En los días finales de 2010, ciento cincuenta reos del penal estatal de Nuevo Laredo, Tamaulipas, pusieron pies en polvorosa. Salieron por una puerta lateral, como patrones, sin que nada ni nadie impidiera su fuga.

El evento provocó malestar entre las fuerzas federales desplegadas en la región. Los custodios del penal fueron detenidos y sometidos a interrogatorio. Y uno soltó una neta bien neta: “Sí, salían todos los días, pero siempre regresaban. No sabemos que pasó ahora”. Hasta preocupado parecía.

Por las mismas fechas, en Gómez Palacio, Durango, pasaba algo similar. Unos reos más bien libres salían diario de una prisión, llevándose armas y vehículos de los custodios, masacraban a unos rivales en bares de Torreón, y luego regresaban para un merecido descanso a sus celdas. Mientras tanto, la directora del penal era nombrada Mujer del Año en Durango (les juro que eso pasó).

Además, en esto de las cárceles, no sólo es que Mahoma va a la montaña, sino que la montaña va a Mahoma. Los reos, los que mandan al menos, se avituallan de todo lo necesario para una cómoda existencia en prisión. Hace poco, en el penal de Aguaruto en Sinaloa, se descubrió que el hijo de Juan José El Azul Esparragoza tenía en su celda (por decirle de algún modo) sala, pantalla plana, celular, drogas al por mayor y acceso a sexoservidoras. Y se descubrió porque el muy ingrato decidió escaparse de cualquier modo.

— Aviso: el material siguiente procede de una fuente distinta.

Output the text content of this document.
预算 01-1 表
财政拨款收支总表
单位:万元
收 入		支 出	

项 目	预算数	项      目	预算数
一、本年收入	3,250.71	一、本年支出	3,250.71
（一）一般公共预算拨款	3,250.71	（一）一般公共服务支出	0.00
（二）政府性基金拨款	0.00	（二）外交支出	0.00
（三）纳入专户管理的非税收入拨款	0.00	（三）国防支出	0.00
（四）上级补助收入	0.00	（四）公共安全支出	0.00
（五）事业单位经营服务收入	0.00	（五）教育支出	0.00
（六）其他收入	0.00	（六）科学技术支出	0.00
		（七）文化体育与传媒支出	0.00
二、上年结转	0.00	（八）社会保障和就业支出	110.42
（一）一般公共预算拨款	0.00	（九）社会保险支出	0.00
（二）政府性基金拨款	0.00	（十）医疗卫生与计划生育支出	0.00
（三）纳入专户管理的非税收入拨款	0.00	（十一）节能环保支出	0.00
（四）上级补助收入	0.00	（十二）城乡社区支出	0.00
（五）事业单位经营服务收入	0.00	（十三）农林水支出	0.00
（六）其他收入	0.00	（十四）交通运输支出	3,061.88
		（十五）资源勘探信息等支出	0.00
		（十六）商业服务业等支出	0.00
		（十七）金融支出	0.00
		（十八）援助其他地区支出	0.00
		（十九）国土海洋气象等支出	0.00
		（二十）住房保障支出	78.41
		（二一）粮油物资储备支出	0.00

No se trata, además, de sólo darle comodidades a los jefes. También hay que repartirle algo a la comunidad. Como una fiesta, por ejemplo, con Buchanan’s, cheves, comilona y música viva, a cargo de los Buchones de Culiacán. Todo cortesía de Don Chelo, consuegro de Nemesio Oseguera, El Mencho, líder de Cártel de Jalisco Nueva Generación. Todo en el penal estatal de Puente Grande, Jalisco (no en el federal, de donde se escapó El Chapo). Todo a plena vista de custodios y administradores de la prisión, hace pocos meses.

¿Por qué nos siguen pasando estas cosas? ¿Por qué el autogobierno es la norma y no la excepción en nuestras cárceles? Hace algunos años, hubiera puesto a la sobrepoblación como causa primera del desastre penitenciario. Pero esa excusa es cada vez menos válida. Todavía hay más reos que espacios en el sistema, pero la brecha se está cerrando, gracias (en buena medida) al nuevo sistema de justicia penal. De hecho, 2016 fue el primer año en más de dos décadas con una disminución en el número de presos. Además, en estados como Tamaulipas, no hay y no ha habido sobrepoblación carcelaria.

Lo que hay y ha habido es un desmadre. Reos federales, de altísima peligrosidad, mezclados promiscuamente con presos del fuero común. Muy pocos custodios para el número de prisioneros, además de mal pagados, mal entrenados, mal equipados, mal motivados y mal supervisados. Muy malas instalaciones, viejas, desactualizadas, con poca tecnología. Muy poco presupuesto para el tamaño del reto. Muy poca vigilancia (si es que alguna) de cualquier ente externo.

Y sí, el sistema federal es mejor. Pero no lo suficiente bueno para evitar que un narco con dedicación y recursos se fugue por un túnel, sin que nadie reaccione durante casi una hora.

La realidad es que a nadie le importan las cárceles. Salvo a los delincuentes. No es casualidad por tanto que ellos sean los que allí manden.

¿Qué hacemos entonces? Pues le dedicamos más recursos y más atención y más supervisión al asunto. O nos acostumbramos a más fugas y más pachangas y más masacres.

Dicho de otro modo, empezamos a gobernar las prisiones o nos resignamos a que desde las prisiones nos gobiernen los criminales.